The authors discuss the search process at length, but they don’t hold out great hopes for perfecting it. They admit that good selection depends on luck and they modestly observe that even following their recommendations is not a “guaranteed path to success.” (Their discussion of the search process is titled “Averting the Train Wreck.”)
The board of trustees is so much of the problem that the authors think that before a board goes looking for a leader, it should investigate itself—“evaluate its own structure, operations, and performance as part of the institutional leadership structure.” It should use an outside consultant and, if warranted, change practices before the search begins.
Searches can go awry in many ways.
Too often, the search begins with too-high hopes—“self-delusion.” Boards think that they can find the best possible person for the job. They should be much less ambitious, the authors say, and just try to find someone who can do the job well.

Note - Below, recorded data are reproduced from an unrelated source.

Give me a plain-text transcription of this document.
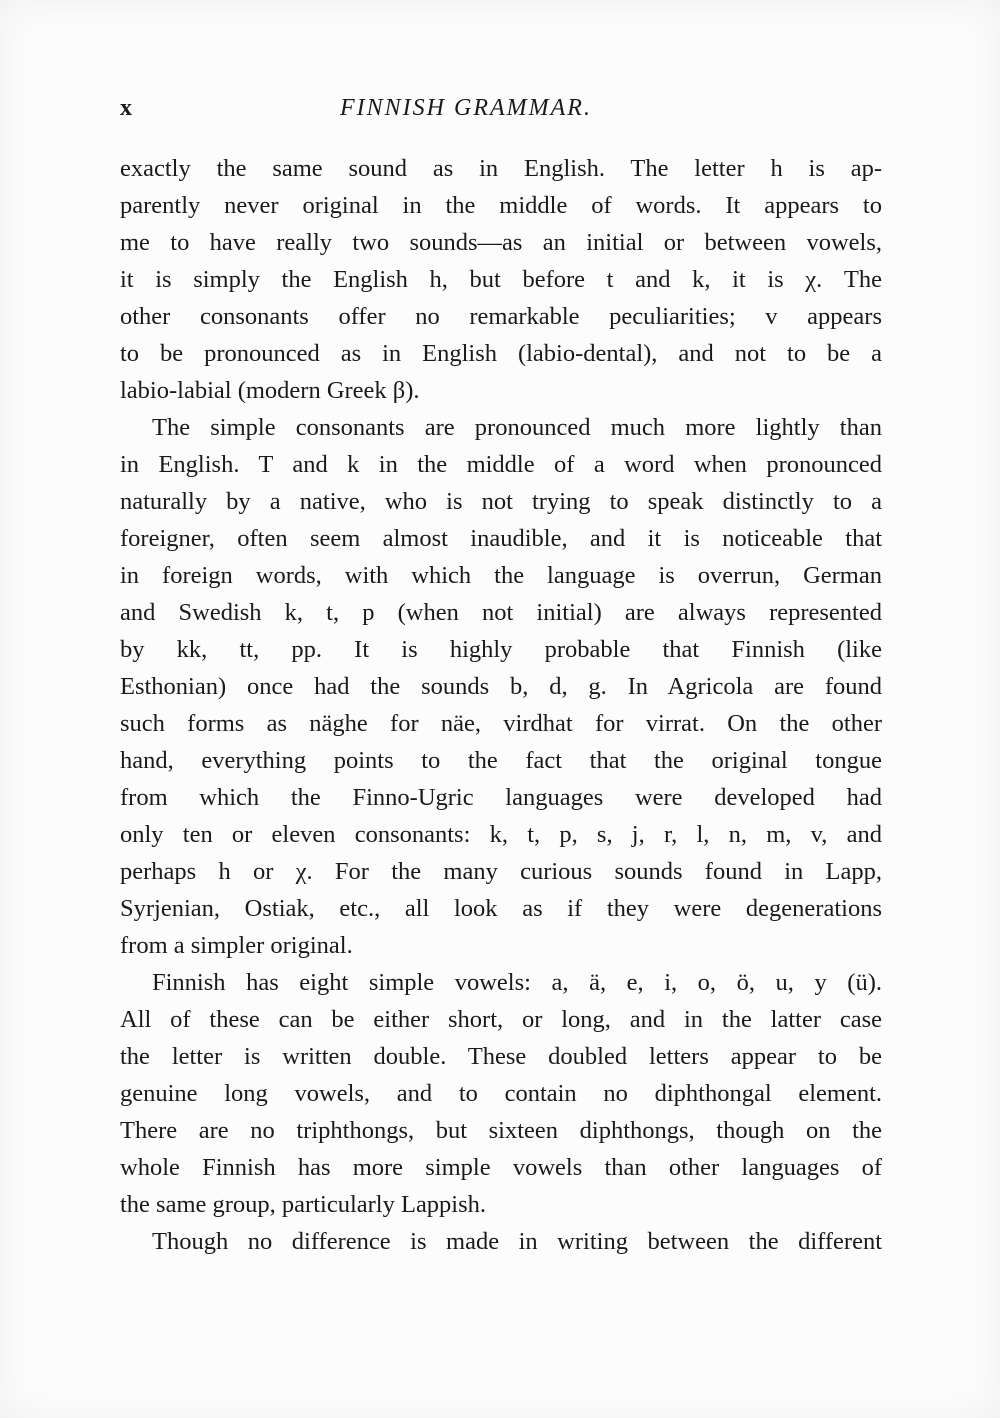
x	FINNISH GRAMMAR.
exactly the same sound as in English. The letter h is ap-
parently never original in the middle of words. It appears to
me to have really two sounds—as an initial or between vowels,
it is simply the English h, but before t and k, it is χ. The
other consonants offer no remarkable peculiarities; v appears
to be pronounced as in English (labio-dental), and not to be a
labio-labial (modern Greek β).
The simple consonants are pronounced much more lightly than
in English. T and k in the middle of a word when pronounced
naturally by a native, who is not trying to speak distinctly to a
foreigner, often seem almost inaudible, and it is noticeable that
in foreign words, with which the language is overrun, German
and Swedish k, t, p (when not initial) are always represented
by kk, tt, pp. It is highly probable that Finnish (like
Esthonian) once had the sounds b, d, g. In Agricola are found
such forms as näghe for näe, virdhat for virrat. On the other
hand, everything points to the fact that the original tongue
from which the Finno-Ugric languages were developed had
only ten or eleven consonants: k, t, p, s, j, r, l, n, m, v, and
perhaps h or χ. For the many curious sounds found in Lapp,
Syrjenian, Ostiak, etc., all look as if they were degenerations
from a simpler original.
Finnish has eight simple vowels: a, ä, e, i, o, ö, u, y (ü).
All of these can be either short, or long, and in the latter case
the letter is written double. These doubled letters appear to be
genuine long vowels, and to contain no diphthongal element.
There are no triphthongs, but sixteen diphthongs, though on the
whole Finnish has more simple vowels than other languages of
the same group, particularly Lappish.
Though no difference is made in writing between the different
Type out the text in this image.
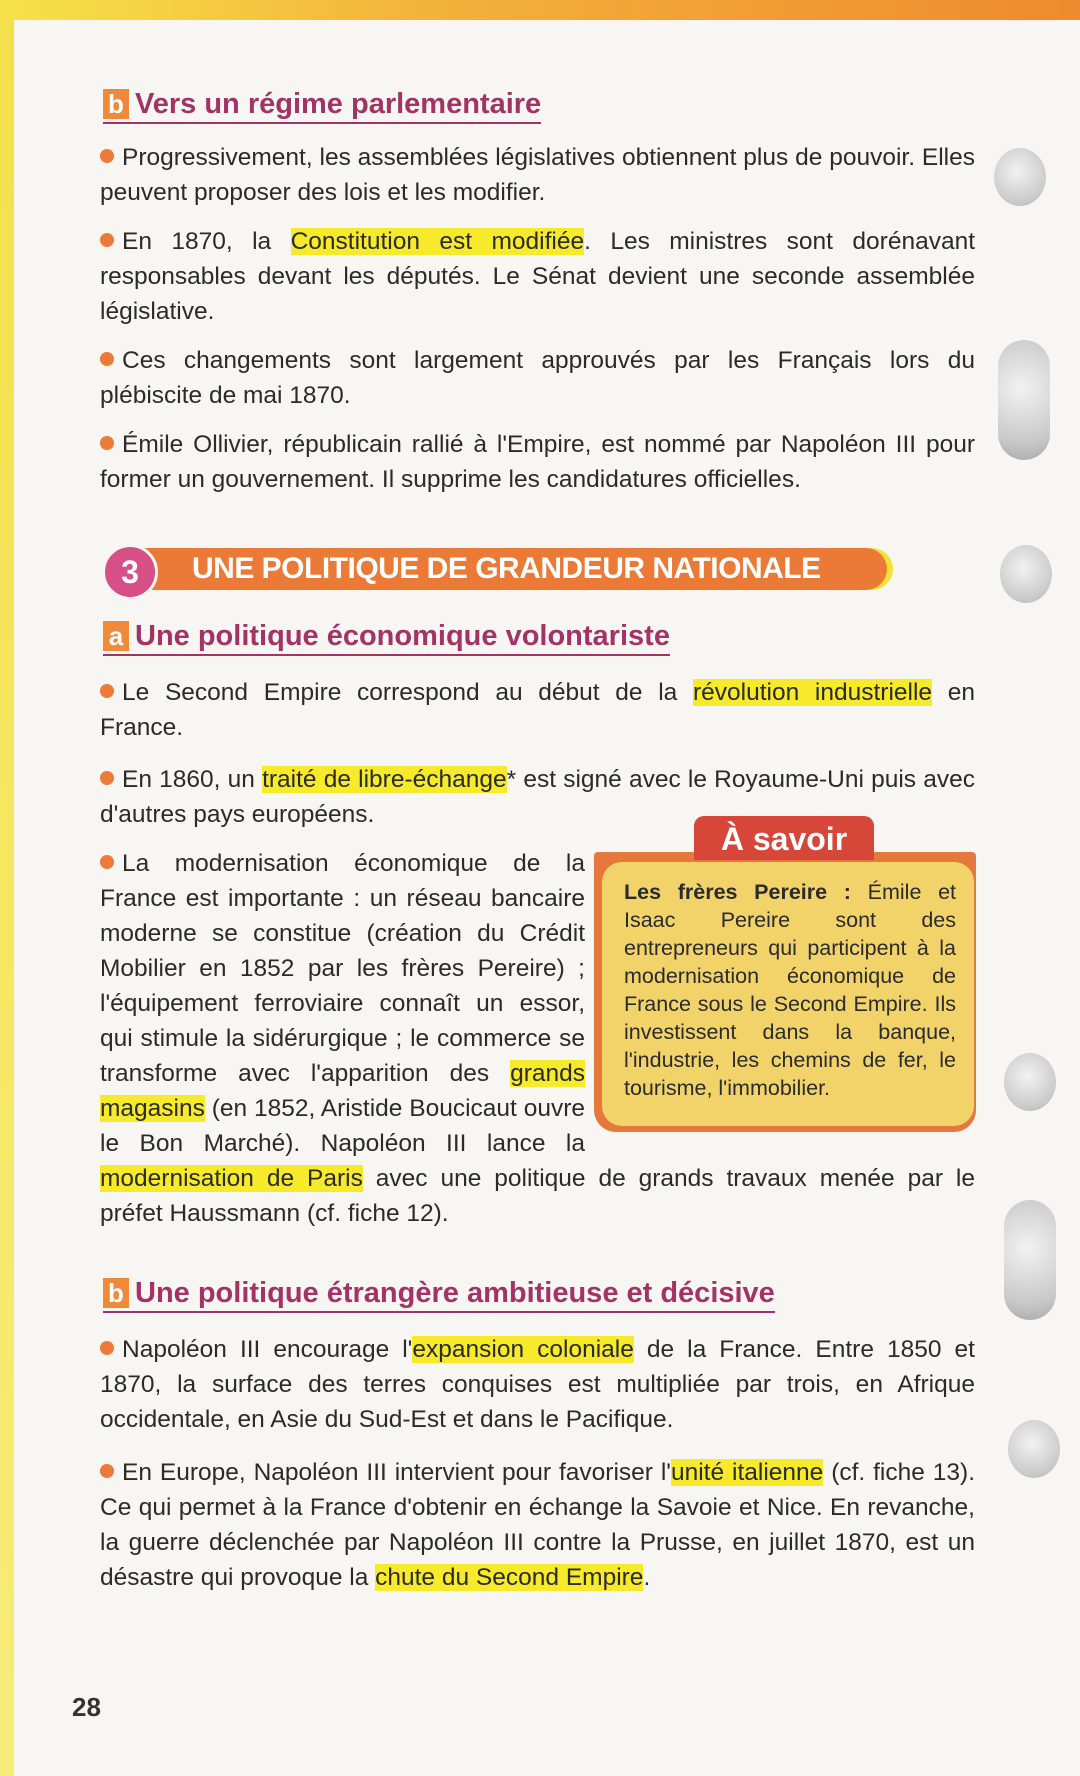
b Vers un régime parlementaire
Progressivement, les assemblées législatives obtiennent plus de pouvoir. Elles peuvent proposer des lois et les modifier.
En 1870, la Constitution est modifiée. Les ministres sont dorénavant responsables devant les députés. Le Sénat devient une seconde assemblée législative.
Ces changements sont largement approuvés par les Français lors du plébiscite de mai 1870.
Émile Ollivier, républicain rallié à l'Empire, est nommé par Napoléon III pour former un gouvernement. Il supprime les candidatures officielles.
3	UNE POLITIQUE DE GRANDEUR NATIONALE
a Une politique économique volontariste
Le Second Empire correspond au début de la révolution industrielle en France.
En 1860, un traité de libre-échange* est signé avec le Royaume-Uni puis avec d'autres pays européens.
La modernisation économique de la France est importante : un réseau bancaire moderne se constitue (création du Crédit Mobilier en 1852 par les frères Pereire) ; l'équipement ferroviaire connaît un essor, qui stimule la sidérurgique ; le commerce se transforme avec l'apparition des grands magasins (en 1852, Aristide Boucicaut ouvre le Bon Marché). Napoléon III lance la modernisation de Paris avec une politique de grands travaux menée par le préfet Haussmann (cf. fiche 12).
À savoir
Les frères Pereire : Émile et Isaac Pereire sont des entrepreneurs qui participent à la modernisation économique de France sous le Second Empire. Ils investissent dans la banque, l'industrie, les chemins de fer, le tourisme, l'immobilier.
b Une politique étrangère ambitieuse et décisive
Napoléon III encourage l'expansion coloniale de la France. Entre 1850 et 1870, la surface des terres conquises est multipliée par trois, en Afrique occidentale, en Asie du Sud-Est et dans le Pacifique.
En Europe, Napoléon III intervient pour favoriser l'unité italienne (cf. fiche 13). Ce qui permet à la France d'obtenir en échange la Savoie et Nice. En revanche, la guerre déclenchée par Napoléon III contre la Prusse, en juillet 1870, est un désastre qui provoque la chute du Second Empire.
28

Then, search committees are often selected for “demographic optics”—that is, they include a diverse array of university “stakeholders” such as faculty, alumni, even students. In assessing candidates, those stakeholders tend to reflect the interests of their supporters. The result may be settling on a candidate who offends no one.
Frequently board members don’t agree on what the job entails. They put together a job description that is “generic, rather than specific.”
Trachtenberg et al. believe that each school has its own “institutional realities and aspirations”—that is, unique problems and unique hopes for solving them. Those distinctive characteristics should guide the selection of the next president but often they do not. Sometimes boards are too caught up in their own interests (and conflicts of interest) to see what makes the organization unique.
Added to that ignorance is “groupthink.” Members find they are more comfortable when they are in agreement. Under pressure to start reducing the pool of what could be fifty plausible candidates, the group may start eliminating candidates prematurely.
So the authors offer specific suggestions.
- Searchers should “shed the Panglossian notion that they will find the best of all presidents for their institution.” They should concentrate on finding the best of the available lot through hard work and careful study. They should not expect too much.
- Committees should be small and “comprised of individuals with experience in senior level hiring decisions.” While the process should have “inclusive representation of campus stakeholders” (e.g., faculty, students, alumni) those stakeholders should not serve on the committee.
- At the very least, there should be “consensus around essential and desirable characteristics” of the next president.
- The committee should dig deep to detect personal failings. “[T]he more information a search committee can harvest about a candidate’s interpersonal skills, the better.” That may require campus visits and listening to gossip—without accepting everything heard at face value, of course.
- Investigation should go beyond personal character to understand the “leadership style” of each candidate. The selected person’s style should be “well-suited to the culture and context of the institution.”
Once the candidate is chosen, boards frequently leave some loose ends, such as not clarifying the role of the spouse. In three of the 25 derailments in 2009, actions by the president’s wife contributed to the turmoil. Other lapses include failing to clarify the boundary between the president’s and the board’s role and failing to fully inform the candidate of the school’s financial status.
And even if all these loose ends are tied up, there is one more task: smoothing the transition.
A critical part of the board’s job is to help the new person settle into the position. The authors go so far as to suggest that the board give the president some discretionary money to satisfy requests from “stakeholders,” especially faculty. Such a discretionary fund underscores the fact that transition can be difficult, especially when the new president follows a popular long-time leader.
In sum, there are too many “derailed presidencies,” and trustees need to make sure theirs isn’t one of them.